Does $\displaystyle \int_{\frac{3}{\pi}}^{+\infty}\ln\left(\cos\frac {1}{t} \right) \, dt$ converge?

My solution :

I use this integrale as a reference : $\displaystyle \int_1^{+\infty}\frac {1}{t^{\alpha}} \, dt$ converges if $\alpha>1$

$$\ln\left(\cos\frac {1}{t}\right)=\ln\left(1+[\cos\frac {1}{t}-1]\right)\;\sim_{+\infty}\;\cos\frac {1}{t}-1\;\sim_{+\infty}\frac{1}{2t^2}$$

$\displaystyle \int_{\frac{3}{\pi}}^{+\infty}\frac{1}{2t^2}dt$ converges thus $\displaystyle \int_{\frac{3}{\pi}}^{+\infty}\ln\left(\cos\frac {1}{t}\right)dt$ converges.

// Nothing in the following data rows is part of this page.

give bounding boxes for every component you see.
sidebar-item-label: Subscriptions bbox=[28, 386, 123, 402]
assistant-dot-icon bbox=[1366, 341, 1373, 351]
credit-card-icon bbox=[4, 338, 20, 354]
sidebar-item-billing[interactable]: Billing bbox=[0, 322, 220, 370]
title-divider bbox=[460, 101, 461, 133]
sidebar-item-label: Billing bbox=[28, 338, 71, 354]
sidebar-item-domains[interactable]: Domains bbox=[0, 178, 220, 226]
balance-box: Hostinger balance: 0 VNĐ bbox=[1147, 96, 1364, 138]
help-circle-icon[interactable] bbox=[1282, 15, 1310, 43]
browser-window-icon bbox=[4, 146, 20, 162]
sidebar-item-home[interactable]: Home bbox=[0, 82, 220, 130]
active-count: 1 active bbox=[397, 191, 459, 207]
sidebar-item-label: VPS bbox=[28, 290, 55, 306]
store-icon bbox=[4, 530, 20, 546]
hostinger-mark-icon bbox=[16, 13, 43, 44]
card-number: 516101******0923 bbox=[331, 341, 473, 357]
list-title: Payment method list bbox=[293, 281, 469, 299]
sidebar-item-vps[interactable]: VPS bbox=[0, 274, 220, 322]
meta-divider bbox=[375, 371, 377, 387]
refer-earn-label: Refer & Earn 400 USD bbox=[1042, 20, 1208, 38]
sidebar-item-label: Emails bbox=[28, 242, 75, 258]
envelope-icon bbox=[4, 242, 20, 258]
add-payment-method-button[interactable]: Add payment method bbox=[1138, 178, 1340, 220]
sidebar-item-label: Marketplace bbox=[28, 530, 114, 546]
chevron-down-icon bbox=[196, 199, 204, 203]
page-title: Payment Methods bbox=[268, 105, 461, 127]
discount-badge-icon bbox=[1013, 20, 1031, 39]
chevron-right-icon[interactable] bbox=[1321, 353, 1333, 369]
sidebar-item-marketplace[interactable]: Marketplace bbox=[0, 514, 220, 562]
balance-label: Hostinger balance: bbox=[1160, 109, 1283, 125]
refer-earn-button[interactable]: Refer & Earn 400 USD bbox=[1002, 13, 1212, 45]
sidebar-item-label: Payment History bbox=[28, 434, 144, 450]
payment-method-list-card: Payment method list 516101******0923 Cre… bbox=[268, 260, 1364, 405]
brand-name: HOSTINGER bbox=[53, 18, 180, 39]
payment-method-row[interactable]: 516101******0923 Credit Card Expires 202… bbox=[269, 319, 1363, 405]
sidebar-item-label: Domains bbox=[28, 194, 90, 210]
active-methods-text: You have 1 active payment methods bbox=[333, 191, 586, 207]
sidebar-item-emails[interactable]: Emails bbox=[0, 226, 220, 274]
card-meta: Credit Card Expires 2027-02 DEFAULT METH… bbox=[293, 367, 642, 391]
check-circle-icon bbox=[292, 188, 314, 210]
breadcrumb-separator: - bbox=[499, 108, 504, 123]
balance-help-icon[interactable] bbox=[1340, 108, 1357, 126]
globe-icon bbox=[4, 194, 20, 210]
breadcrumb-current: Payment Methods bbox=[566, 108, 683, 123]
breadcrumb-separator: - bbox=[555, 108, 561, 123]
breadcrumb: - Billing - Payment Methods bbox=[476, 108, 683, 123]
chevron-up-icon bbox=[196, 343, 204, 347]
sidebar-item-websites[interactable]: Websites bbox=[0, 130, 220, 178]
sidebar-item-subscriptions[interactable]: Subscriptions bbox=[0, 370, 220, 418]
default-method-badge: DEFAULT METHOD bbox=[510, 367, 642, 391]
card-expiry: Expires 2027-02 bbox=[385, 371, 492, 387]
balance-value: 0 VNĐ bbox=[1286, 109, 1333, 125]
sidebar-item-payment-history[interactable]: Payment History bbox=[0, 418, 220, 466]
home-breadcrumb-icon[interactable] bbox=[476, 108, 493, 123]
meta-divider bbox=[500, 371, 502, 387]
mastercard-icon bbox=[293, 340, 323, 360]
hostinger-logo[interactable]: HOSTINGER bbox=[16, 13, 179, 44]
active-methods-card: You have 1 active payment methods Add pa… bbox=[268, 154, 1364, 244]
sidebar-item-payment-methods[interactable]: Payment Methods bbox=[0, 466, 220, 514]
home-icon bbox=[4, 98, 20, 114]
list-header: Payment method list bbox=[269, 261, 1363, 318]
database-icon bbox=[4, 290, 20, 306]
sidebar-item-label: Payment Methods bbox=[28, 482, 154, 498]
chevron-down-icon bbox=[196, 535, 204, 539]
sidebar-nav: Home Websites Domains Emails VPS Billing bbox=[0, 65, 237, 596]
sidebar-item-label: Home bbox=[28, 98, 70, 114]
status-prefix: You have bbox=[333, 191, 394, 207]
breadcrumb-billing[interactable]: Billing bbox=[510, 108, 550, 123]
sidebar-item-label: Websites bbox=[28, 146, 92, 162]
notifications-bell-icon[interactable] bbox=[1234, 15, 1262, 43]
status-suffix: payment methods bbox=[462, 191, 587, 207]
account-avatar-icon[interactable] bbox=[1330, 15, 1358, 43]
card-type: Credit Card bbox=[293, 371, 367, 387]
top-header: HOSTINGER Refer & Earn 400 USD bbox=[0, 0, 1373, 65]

I haven't got the correction, so I would like to know if it is correct? Thanks

Answer 1

Correct if you add a minus before $\frac {1}{2t^2}$.

Other method:

With the substitution $u=1/t $ , the integrale has the same nature than

$$\int_0\frac {1}{u^2}\ln (\cos (u))du $$

but as you almost said, when $u\to 0^+,$

$$\ln (\cos (u))\sim \cos (u)-1\sim -\frac {u^2}{2} .$$

thus, the integrand of this integrale has a finite limit. So it converges .

Answer 2

$$ 2(x-1) < \ln x \text{ if } 0<x<1. $$ $$ 1 - \frac{x^2} 2 \le \cos x $$

$$ \text{Therefore } 0 \ge \int_{3/\pi}^\infty \ln\left( \cos \frac 1 t \right) \, dt \ge \int_{3/\pi} 2 \left( \left(\cos\frac 1 t\right) -1 \right) dt \ge \int_{3/\pi} ^\infty \frac {-1} {t^2} \, dt > - \infty. $$

Answer 3

By enforcing the substitution $t\mapsto\frac{1}{\theta}$ we are left with $$ \int_{0}^{\pi/3}\frac{\log\cos\theta}{\theta^2}d\theta\stackrel{\text{IBP}}{=}\frac{3\log 2}{\pi}-\int_{0}^{\pi/3}\frac{\tan\theta}{\theta}\,d\theta$$ where $\frac{\tan\theta}{\theta}$ is a continuous, positive, increasing and convex function on $\left(0,\tfrac{\pi}{3}\right)$,
bounded between $1$ and $\frac{3\sqrt{3}}{\pi}$.